UK firms must take cyber risk management more seriously: Marsh report
- Published: Tuesday, 16 June 2015 07:39
According to a study published by Marsh, many UK firms are failing to adequately assess their customers and trading partners for cyber risk, and are more vulnerable to cyber attacks themselves as a result.
Marsh’s Cyber Risk Survey Report found that nearly 70 percent (69.4 percent) of respondents from large and medium-sized corporations across the UK do not assess the suppliers and/or customers they trade with for cyber risk. Furthermore, more than half of respondents (51.4 percent) stated that their organization has not been asked to demonstrate a competent standard of their IT security practices to their bank and/or customers, in order to do business with them.

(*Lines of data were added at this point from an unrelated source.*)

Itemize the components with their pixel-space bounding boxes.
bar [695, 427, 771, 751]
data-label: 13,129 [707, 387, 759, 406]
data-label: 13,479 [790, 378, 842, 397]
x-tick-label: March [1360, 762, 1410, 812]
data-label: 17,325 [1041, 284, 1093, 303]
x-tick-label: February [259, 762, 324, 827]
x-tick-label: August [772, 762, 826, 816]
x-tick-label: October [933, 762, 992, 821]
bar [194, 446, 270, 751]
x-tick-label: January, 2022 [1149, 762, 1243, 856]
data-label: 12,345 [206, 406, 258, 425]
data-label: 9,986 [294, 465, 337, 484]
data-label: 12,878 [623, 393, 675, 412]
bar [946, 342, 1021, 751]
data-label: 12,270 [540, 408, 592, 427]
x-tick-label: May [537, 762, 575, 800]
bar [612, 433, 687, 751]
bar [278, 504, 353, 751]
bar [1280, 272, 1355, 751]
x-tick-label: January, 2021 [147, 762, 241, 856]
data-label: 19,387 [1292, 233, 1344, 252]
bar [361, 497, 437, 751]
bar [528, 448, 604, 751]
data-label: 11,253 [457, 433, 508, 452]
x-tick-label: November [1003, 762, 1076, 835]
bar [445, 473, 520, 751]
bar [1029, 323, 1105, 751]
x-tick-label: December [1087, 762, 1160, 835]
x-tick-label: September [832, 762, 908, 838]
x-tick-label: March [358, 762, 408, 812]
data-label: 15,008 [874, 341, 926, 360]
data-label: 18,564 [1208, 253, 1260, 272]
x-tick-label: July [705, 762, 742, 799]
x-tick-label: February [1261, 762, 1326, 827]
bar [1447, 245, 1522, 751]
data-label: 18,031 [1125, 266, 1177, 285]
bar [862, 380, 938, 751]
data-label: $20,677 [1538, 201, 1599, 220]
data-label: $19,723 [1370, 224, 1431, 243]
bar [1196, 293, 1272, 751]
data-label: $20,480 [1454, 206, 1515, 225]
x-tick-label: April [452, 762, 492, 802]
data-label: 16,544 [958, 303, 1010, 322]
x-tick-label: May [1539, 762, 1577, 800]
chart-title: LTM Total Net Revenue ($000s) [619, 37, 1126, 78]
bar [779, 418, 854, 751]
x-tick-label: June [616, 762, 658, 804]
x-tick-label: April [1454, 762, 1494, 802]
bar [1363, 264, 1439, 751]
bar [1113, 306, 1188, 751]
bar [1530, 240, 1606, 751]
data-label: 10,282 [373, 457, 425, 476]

Stephen Wares, Marsh’s Cyber Risk Practice Leader, Europe, the Middle East and Africa (EMEA), commented: “If organizations are to reduce the threats arising from cyber attacks, more work needs to be done to consider cyber security as a business issue, as opposed to a technical problem. This is especially true for larger organizations, which attract highly motivated and sophisticated hackers that might identify smaller business partners that are typically less well protected as the ‘back-door’ into their IT systems.”
Additionally, Marsh’s survey results reveal that board-level ownership of cyber risk remains comparatively low: IT departments continue to take primary responsibility for cyber risk in the majority (55.5 percent) of organizations, while the board takes primary responsibility for cyber risks in less than one fifth (19.4 percent) of the organizations surveyed.
Marsh also found that while the majority (52.8 percent) of firms surveyed have or are seeking to buy cyber insurance in the next 12 months, only 11 percent currently have policies in place.
“Cyber risk management should be at the heart of the strategic decision-making process. Only with board-level support can companies take the big strides needed to advance their knowledge and perform the financial modelling required, to judge the value of the risk transfer options available on the market,” said Stephen Wares.
Marsh’s findings are based on research among risk managers and chief financial officers from more than 100 large and medium sized UK firms, including financial services, manufacturing, retail, healthcare and energy/utility companies.